И наперекор всякой логике, отдавшись порыву сердца, Полетта уже рыдала в объятиях матери, а та улыбалась, касаясь губами её волос («Ну, ну, не плачь»), улыбалась торжествующей и покровительственной улыбкой, с сознанием своего превосходства и с некоторым презрением, всегда отдалявшим их друг от друга.

Госпожа д’Амберьо пришла к дочери, помолившись на ночь и заглянув в свою совесть, причём совесть сказала ей, что поступила она хорошо и права перед лицом господа бога. Как истинная христианка, госпожа д’Амберьо намеревалась щедро одарить свою дочь советами и словами утешения. Она пришла с заранее подготовленными достойными и святыми речами, но натолкнулась на такую слабость, на такую растерянность, что сразу в ней мать уступила место женщине.

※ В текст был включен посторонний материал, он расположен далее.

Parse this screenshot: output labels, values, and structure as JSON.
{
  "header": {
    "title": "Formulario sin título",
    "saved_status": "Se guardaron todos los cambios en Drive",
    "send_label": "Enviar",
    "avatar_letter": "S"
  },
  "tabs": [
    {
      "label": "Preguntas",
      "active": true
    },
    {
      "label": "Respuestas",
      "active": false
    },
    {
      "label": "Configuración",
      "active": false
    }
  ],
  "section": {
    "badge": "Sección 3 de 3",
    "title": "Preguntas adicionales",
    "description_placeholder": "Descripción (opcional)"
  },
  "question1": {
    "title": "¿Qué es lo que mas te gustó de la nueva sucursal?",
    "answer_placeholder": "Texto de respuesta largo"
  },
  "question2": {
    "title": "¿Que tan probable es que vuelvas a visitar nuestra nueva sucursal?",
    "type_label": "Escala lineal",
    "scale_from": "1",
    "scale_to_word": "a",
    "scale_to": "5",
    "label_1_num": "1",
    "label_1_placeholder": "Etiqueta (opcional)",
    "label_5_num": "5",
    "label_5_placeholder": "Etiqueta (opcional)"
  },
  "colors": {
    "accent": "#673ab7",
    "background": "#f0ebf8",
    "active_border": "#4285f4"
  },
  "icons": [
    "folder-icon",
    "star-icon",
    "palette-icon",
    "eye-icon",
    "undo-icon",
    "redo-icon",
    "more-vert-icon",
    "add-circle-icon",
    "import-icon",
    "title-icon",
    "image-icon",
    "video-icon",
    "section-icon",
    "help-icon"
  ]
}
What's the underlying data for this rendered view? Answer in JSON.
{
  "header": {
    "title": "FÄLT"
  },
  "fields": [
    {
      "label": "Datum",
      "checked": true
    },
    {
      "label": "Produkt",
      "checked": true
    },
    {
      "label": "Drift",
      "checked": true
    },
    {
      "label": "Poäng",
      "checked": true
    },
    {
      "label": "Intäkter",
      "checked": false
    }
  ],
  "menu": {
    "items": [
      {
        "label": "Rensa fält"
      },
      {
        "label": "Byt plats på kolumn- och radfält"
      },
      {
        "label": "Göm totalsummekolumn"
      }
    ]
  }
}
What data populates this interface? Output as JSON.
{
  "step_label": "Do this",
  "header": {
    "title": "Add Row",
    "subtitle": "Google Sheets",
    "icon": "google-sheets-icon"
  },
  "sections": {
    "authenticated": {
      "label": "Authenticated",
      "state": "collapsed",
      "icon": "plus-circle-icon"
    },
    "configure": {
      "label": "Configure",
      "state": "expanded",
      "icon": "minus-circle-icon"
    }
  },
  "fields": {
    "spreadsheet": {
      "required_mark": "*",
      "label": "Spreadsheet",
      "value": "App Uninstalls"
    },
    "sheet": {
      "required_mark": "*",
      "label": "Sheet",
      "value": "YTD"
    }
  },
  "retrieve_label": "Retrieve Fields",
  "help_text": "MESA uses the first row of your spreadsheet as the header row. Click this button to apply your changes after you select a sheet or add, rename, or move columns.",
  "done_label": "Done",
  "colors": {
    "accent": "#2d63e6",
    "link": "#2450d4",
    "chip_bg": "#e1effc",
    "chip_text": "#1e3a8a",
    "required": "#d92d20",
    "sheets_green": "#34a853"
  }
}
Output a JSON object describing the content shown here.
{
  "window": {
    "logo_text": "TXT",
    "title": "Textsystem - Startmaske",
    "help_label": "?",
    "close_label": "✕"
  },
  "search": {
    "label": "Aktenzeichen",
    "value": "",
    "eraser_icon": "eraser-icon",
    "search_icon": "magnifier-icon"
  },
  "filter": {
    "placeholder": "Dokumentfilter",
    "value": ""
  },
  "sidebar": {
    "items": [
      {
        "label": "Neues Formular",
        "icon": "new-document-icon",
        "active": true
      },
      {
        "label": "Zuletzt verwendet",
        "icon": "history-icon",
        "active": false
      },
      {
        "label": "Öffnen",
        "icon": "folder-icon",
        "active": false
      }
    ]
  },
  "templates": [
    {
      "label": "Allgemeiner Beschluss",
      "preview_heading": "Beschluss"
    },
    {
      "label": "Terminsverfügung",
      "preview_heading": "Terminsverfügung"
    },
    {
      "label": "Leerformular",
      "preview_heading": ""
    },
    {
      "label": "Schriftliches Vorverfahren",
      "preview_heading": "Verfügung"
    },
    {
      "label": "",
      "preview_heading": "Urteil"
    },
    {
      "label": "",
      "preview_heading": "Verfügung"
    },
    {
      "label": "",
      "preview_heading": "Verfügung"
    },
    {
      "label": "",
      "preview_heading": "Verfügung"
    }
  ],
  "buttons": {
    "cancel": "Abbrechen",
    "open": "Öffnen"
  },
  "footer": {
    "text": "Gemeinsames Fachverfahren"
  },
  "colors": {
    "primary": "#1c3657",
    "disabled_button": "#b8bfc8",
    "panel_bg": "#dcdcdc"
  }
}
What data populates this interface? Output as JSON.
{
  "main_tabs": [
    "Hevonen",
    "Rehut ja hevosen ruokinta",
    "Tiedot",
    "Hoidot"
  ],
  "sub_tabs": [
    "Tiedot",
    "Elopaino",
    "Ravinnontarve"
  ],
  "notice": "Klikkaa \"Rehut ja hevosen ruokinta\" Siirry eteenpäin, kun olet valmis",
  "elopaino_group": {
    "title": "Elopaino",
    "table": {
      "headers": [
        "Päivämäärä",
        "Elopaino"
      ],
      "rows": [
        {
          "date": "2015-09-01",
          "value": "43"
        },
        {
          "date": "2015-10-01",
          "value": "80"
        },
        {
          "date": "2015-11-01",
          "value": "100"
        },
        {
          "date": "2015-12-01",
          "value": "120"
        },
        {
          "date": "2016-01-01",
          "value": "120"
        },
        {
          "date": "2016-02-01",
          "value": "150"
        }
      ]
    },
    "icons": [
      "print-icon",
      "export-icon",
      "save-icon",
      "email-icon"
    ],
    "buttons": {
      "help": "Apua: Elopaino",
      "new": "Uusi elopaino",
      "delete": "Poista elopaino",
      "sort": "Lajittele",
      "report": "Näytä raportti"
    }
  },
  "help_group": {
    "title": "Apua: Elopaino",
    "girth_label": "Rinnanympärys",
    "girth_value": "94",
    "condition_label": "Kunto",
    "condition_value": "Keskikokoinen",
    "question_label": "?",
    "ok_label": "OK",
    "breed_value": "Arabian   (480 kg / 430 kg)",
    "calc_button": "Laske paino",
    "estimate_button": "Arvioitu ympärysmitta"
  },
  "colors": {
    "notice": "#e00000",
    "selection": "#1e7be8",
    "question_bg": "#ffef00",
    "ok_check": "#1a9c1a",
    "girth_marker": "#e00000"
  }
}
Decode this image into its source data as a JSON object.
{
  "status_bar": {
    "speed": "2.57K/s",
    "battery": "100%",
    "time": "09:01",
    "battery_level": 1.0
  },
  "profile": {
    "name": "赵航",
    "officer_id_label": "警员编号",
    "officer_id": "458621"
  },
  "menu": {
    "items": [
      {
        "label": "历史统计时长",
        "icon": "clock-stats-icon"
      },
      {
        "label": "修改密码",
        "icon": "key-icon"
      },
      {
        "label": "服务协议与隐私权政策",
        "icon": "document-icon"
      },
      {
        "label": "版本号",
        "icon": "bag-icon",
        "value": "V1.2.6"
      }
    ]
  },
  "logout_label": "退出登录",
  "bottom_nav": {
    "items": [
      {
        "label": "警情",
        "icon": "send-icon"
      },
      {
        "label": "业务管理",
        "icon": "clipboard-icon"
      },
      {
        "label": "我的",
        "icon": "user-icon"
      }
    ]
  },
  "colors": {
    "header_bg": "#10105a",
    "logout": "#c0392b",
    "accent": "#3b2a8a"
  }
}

— Да что ты за тряпка такая, Полетта? Я тебя не понимаю. Решительно не понимаю… Решительно. Значит, ты ровно ничего не обдумала… Как же это? Муж тебе изменяет, а ты не знаешь, что ему сказать?.. Покойный твой отец… Ну, не о нём сейчас речь… Словом, раз получила мужа, береги его… Следи за ним. Прими меры, чтоб удержать его… Нет, это просто невероятно!.. Я готова думать, что ты сама виновата. Что посеяла, то и пожала. Я, кажется, начинаю понимать его, ведь он мужчина… Тьфу ты, пропасть! Моя дочь… Нет, это просто немыслимо, немыслимо…

Полетта плохо слушала этот поток слов. Она была поражена, она могла думать только об одном: её мать вдруг стала защищать Пьера. Какой ужас! И что это матери вздумалось задавать вопросы об её интимных отношениях с мужем?

— Это что же, твои монашки подогревают в тебе любопытство к таким делам?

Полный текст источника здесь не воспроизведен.